In one case, Cude let a single independent retailer pick every line item for Sedan’s 4-inch annual program. That might seem crazy, but from his perspective, there was little to lose and a lot to gain.
“The year before, we dumped nearly 80 percent of our 4-inch annuals. The program was a dud,” he says. “This retailer was one of the biggest garden centers in Oklahoma. They had a TV show every Saturday morning promoting their varieties. Won’t everyone else want those varieties, too?”
In the end, that’s exactly what happened. Sedan’s sales in the category increased by 10 times the first year.
“We went from a tiny number to a not-so-tiny number, but it was a phenomenal increase for us,” Cude says. “We tried to get more independent retail customers for eight years before we figured it out. We failed because we always tried to get the customers to buy what we were producing. When we started producing what they wanted to buy, stuff started changing. There’s no secret formula, we should all know that. But that’s where it changed for us.”
Adapting To A New Reality
As Sedan Floral heads into 2014, it remains a family business. Jonathan has been joined by his brother, Jeremy, who oversees growing among other duties and by his mother Kathy, a former Syngenta sales rep who leads sales and production planning. His father Gary remains active, as well.
Production is back to around 70 percent of its peak a decade ago. No single customer is larger than 6 to 7 percent of the operation’s total sales. That steady, deliberate pace is fine with Cude.
“My goal is to be as big as we need to be,” he says. “If we can continue to add customers and take care of them in the way we’re currently servicing them with our current quality, I don’t care if we’re 5 acres or 500 acres. I don’t want to grow to a position that we start getting sloppy. As long as we adhere to the business model that’s in place, we’re fine. We are profitable at the level of sales we have.”

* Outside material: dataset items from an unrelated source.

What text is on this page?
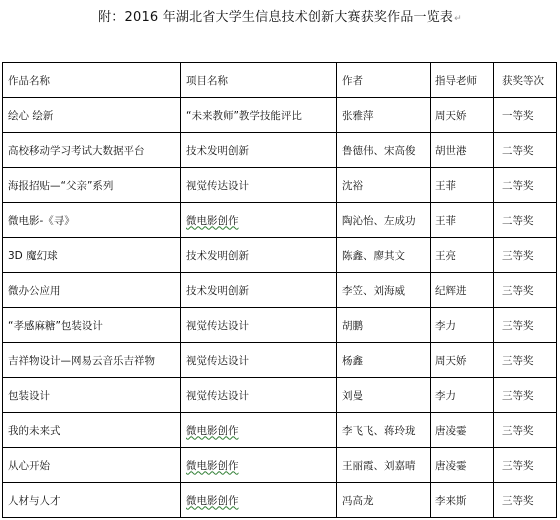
附：2016 年湖北省大学生信息技术创新大赛获奖作品一览表↵
作品名称	项目名称	作者	指导老师	获奖等次
绘心 绘新	“未来教师”教学技能评比	张雅萍	周天娇	一等奖
高校移动学习考试大数据平台	技术发明创新	鲁德伟、宋高俊	胡世港	二等奖
海报招贴—“父亲”系列	视觉传达设计	沈裕	王菲	二等奖
微电影-《寻》	微电影创作	陶沁怡、左成功	王菲	二等奖
3D 魔幻球	技术发明创新	陈鑫、廖其文	王亮	三等奖
微办公应用	技术发明创新	李笠、刘海威	纪辉进	三等奖
“孝感麻糖”包装设计	视觉传达设计	胡鹏	李力	三等奖
吉祥物设计—网易云音乐吉祥物	视觉传达设计	杨鑫	周天娇	三等奖
包装设计	视觉传达设计	刘曼	李力	三等奖
我的未来式	微电影创作	李飞飞、蒋玲珑	唐凌霎	三等奖
从心开始	微电影创作	王丽霞、刘嘉晴	唐凌霎	三等奖
人材与人才	微电影创作	冯高龙	李来斯	三等奖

Margins, top-line sales and profit dollars aren’t what they were in 2000, but Cude is learning to forget about all of that and deal with the market as it is.

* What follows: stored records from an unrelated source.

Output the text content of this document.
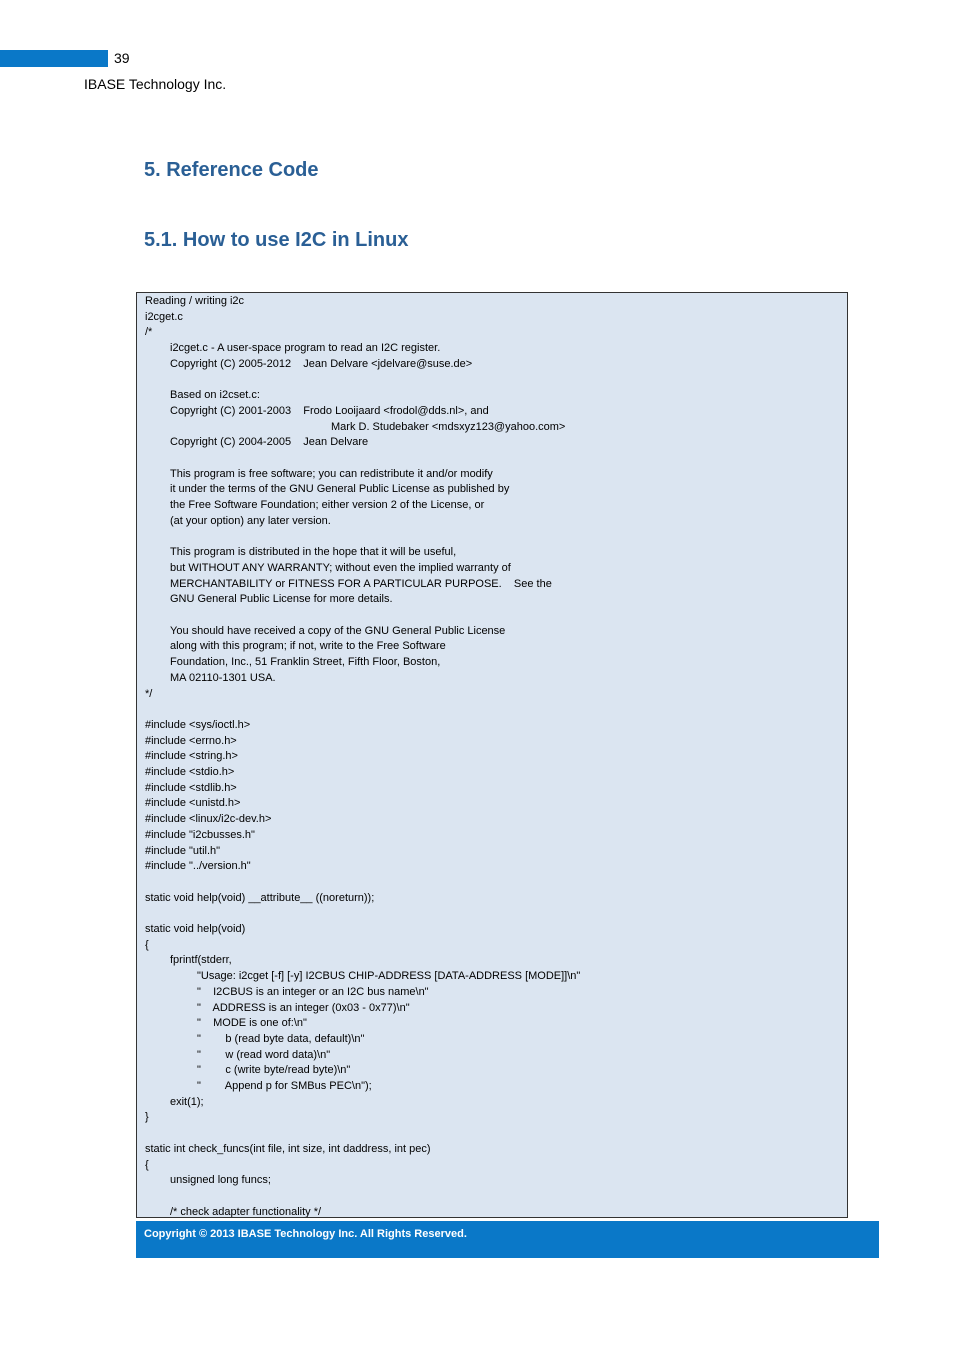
39
IBASE Technology Inc.
5. Reference Code
5.1. How to use I2C in Linux
Reading / writing i2c
i2cget.c
/*
i2cget.c - A user-space program to read an I2C register.
Copyright (C) 2005-2012    Jean Delvare <jdelvare@suse.de>
Based on i2cset.c:
Copyright (C) 2001-2003    Frodo Looijaard <frodol@dds.nl>, and
Mark D. Studebaker <mdsxyz123@yahoo.com>
Copyright (C) 2004-2005    Jean Delvare
This program is free software; you can redistribute it and/or modify
it under the terms of the GNU General Public License as published by
the Free Software Foundation; either version 2 of the License, or
(at your option) any later version.
This program is distributed in the hope that it will be useful,
but WITHOUT ANY WARRANTY; without even the implied warranty of
MERCHANTABILITY or FITNESS FOR A PARTICULAR PURPOSE.    See the
GNU General Public License for more details.
You should have received a copy of the GNU General Public License
along with this program; if not, write to the Free Software
Foundation, Inc., 51 Franklin Street, Fifth Floor, Boston,
MA 02110-1301 USA.
*/
#include <sys/ioctl.h>
#include <errno.h>
#include <string.h>
#include <stdio.h>
#include <stdlib.h>
#include <unistd.h>
#include <linux/i2c-dev.h>
#include "i2cbusses.h"
#include "util.h"
#include "../version.h"
static void help(void) __attribute__ ((noreturn));
static void help(void)
{
fprintf(stderr,
"Usage: i2cget [-f] [-y] I2CBUS CHIP-ADDRESS [DATA-ADDRESS [MODE]]\n"
"    I2CBUS is an integer or an I2C bus name\n"
"    ADDRESS is an integer (0x03 - 0x77)\n"
"    MODE is one of:\n"
"        b (read byte data, default)\n"
"        w (read word data)\n"
"        c (write byte/read byte)\n"
"        Append p for SMBus PEC\n");
exit(1);
}
static int check_funcs(int file, int size, int daddress, int pec)
{
unsigned long funcs;
/* check adapter functionality */
Copyright © 2013 IBASE Technology Inc. All Rights Reserved.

“The big margins, big money, big payout, big everything aren’t a part of reality for us anymore,” he says. “This is the new reality and it’s not that bad. We’re making money. We’re investing in our company. We’re growing our company.”
Can other growers who find themselves in a similar position have an equally successful transition to a new model and customer base? Cude says it’s incredibly hard work, but it can be done.
“If the current business model you’re using fails to work, be willing to stop, press reset on your brain, erase everything and start over,” he says. “Build a new idea from the ground up. If it’s successful, don’t let it go. If you have a definition of quality you want to hold, hold it. Don’t retreat for the sake of gaining more business or cutting costs.”
“Be open to change,” Cude says. “It’s cliché. Everybody says it. But that’s what we did. And it’s working.”
3 Steps To Avoiding Disaster
Sedan Floral’s second act — abandoning its chain store model and reinventing itself to service primarily independent retailers — is impressive. But it’s a story that was written almost out of desperation. President/CEO Jonathan Cude offers three lessons he and his business have learned that may help other growers avoid the problems Sedan faced.
1. Prepare for the worst. Where possible, build a reserve of funds you can tap to carry you through the loss of a major customer or customers.
2. Spread your risk. There are exceptions, of course, but most growers will benefit from a variety of customers, product categories and market regions.
3. Be open to change. If you don’t see a clear path to long-term success with your business model, be willing to set aside years of history and adjust to one that will. As business conditions and customers change over time, operations need to grow and evolve to survive.